Magdalena Kowallek, pielęgniarka z Torunia, dzień przed szczepieniem dowiedziała się, że jest zakażona koronawirusem. Dziewięć dni później już nie żyła. Jej rodzina i współpracownicy wspominają ją i apelują, by się szczepić.
Magdalena Kowallek miała 49 lat. Od 30 lat pracowała jako pielęgniarka. Uwielbiała podróże i góry. 14 marca była umówiona na pierwszą dawkę szczepienia. Nigdy jednak jej nie otrzymała, bo dzień przed wizytą test wykazał zakażenie SARS-CoV-2.
Choroba przebiegała błyskawicznie. W dziewięć dni spustoszyła organizm 49-latki. Kobieta zmarła 22 marca.
Przebieg choroby
- W naszej czteroosobowej rodzinie zachorowaliśmy wszyscy. Żona od początku przechodziła to najciężej. Już następnego dnia położyła się do łóżka. Nie chciała iść do szpitala, bała się – wspomina pan Marcin, mąż pielęgniarki.
Podczas gdy pozostali członkowie rodziny przechodzili COVID-19 jak grypę, pani Magdalena czuła się coraz gorzej, choć nie miała żadnych chorób towarzyszących i była wcześniej w bardzo dobrej kondycji fizycznej.
- Gdy udało się załatwić miejsce w szpitalu, spadł nam kamień z serca, że będzie teraz wszystko dobrze, że za chwilę do nas wróci – opowiada pan Marcin. Niestety tak się nie stało. Kilka dni później przyszła tragiczna wiadomość. Pozostał ból i wspomnienia.
Ciepła, wesoła, empatyczna
- Magda była przede wszystkim osobą bardzo uczynną, empatyczną, wesołą osobą, na którą zawsze można było liczyć – wspomina Violetta Woźnicka, pielęgniarka z Lecznicy Citomed, która z Magdaleną Kowallek pracowała i przyjaźniła się. – Przytłoczyła mnie wiadomość o jej śmierci. Myślałam, że pokona koronawirusa – dodaje.

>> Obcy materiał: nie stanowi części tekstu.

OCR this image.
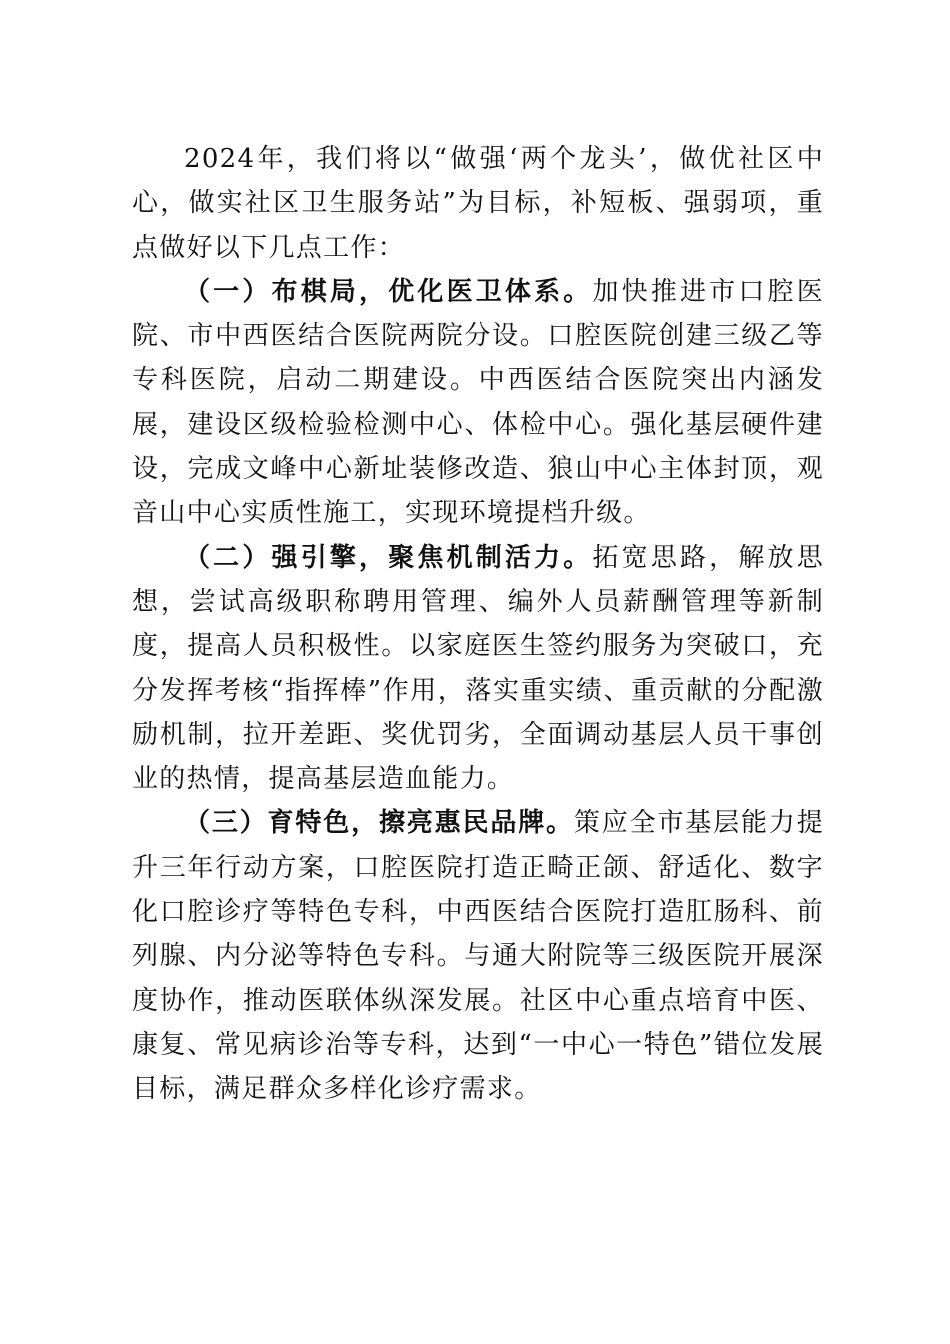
2024年，我们将以“做强‘两个龙头’，做优社区中心，做实社区卫生服务站”为目标，补短板、强弱项，重点做好以下几点工作：

（一）布棋局，优化医卫体系。加快推进市口腔医院、市中西医结合医院两院分设。口腔医院创建三级乙等专科医院，启动二期建设。中西医结合医院突出内涵发展，建设区级检验检测中心、体检中心。强化基层硬件建设，完成文峰中心新址装修改造、狼山中心主体封顶，观音山中心实质性施工，实现环境提档升级。

（二）强引擎，聚焦机制活力。拓宽思路，解放思想，尝试高级职称聘用管理、编外人员薪酬管理等新制度，提高人员积极性。以家庭医生签约服务为突破口，充分发挥考核“指挥棒”作用，落实重实绩、重贡献的分配激励机制，拉开差距、奖优罚劣，全面调动基层人员干事创业的热情，提高基层造血能力。

（三）育特色，擦亮惠民品牌。策应全市基层能力提升三年行动方案，口腔医院打造正畸正颌、舒适化、数字化口腔诊疗等特色专科，中西医结合医院打造肛肠科、前列腺、内分泌等特色专科。与通大附院等三级医院开展深度协作，推动医联体纵深发展。社区中心重点培育中医、康复、常见病诊治等专科，达到“一中心一特色”错位发展目标，满足群众多样化诊疗需求。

- Była bardzo ciepłą i dobrą osobą. Dbała o pacjentów i zależało jej na nich. Trudno mówić o niej w czasie przeszłym – mówi z kolei pani Anita, również pielęgniarka lecznicy, w której pracowała pani Magda.
Współpracownicy i przełożeni podkreślają profesjonalizm zmarłej pielęgniarki. - Była bardzo dobrym współpracownikiem i zawsze można było na nią liczyć. Bardzo zależało jej na tym, aby się dokształcać – przypomina sobie doktor Aleksander Łuszczycki, chirurg ogólny w Citomed.
Znajomi pani Magdaleny apelują też do wszystkich, którzy jeszcze się nie zaszczepili, by nie zwlekali. Jak pokazał przykład ich koleżanki, COVID-19 jest chorobą nieprzewidywalną, potrafiącą zaskoczyć każdego. – Jestem zwolenniczką szczepień, bo chcę żyć. Zachęcam do tego wszystkich – mówi Bożena Krysztowiak, pielęgniarka oddziałowa w lecznicy Citomed.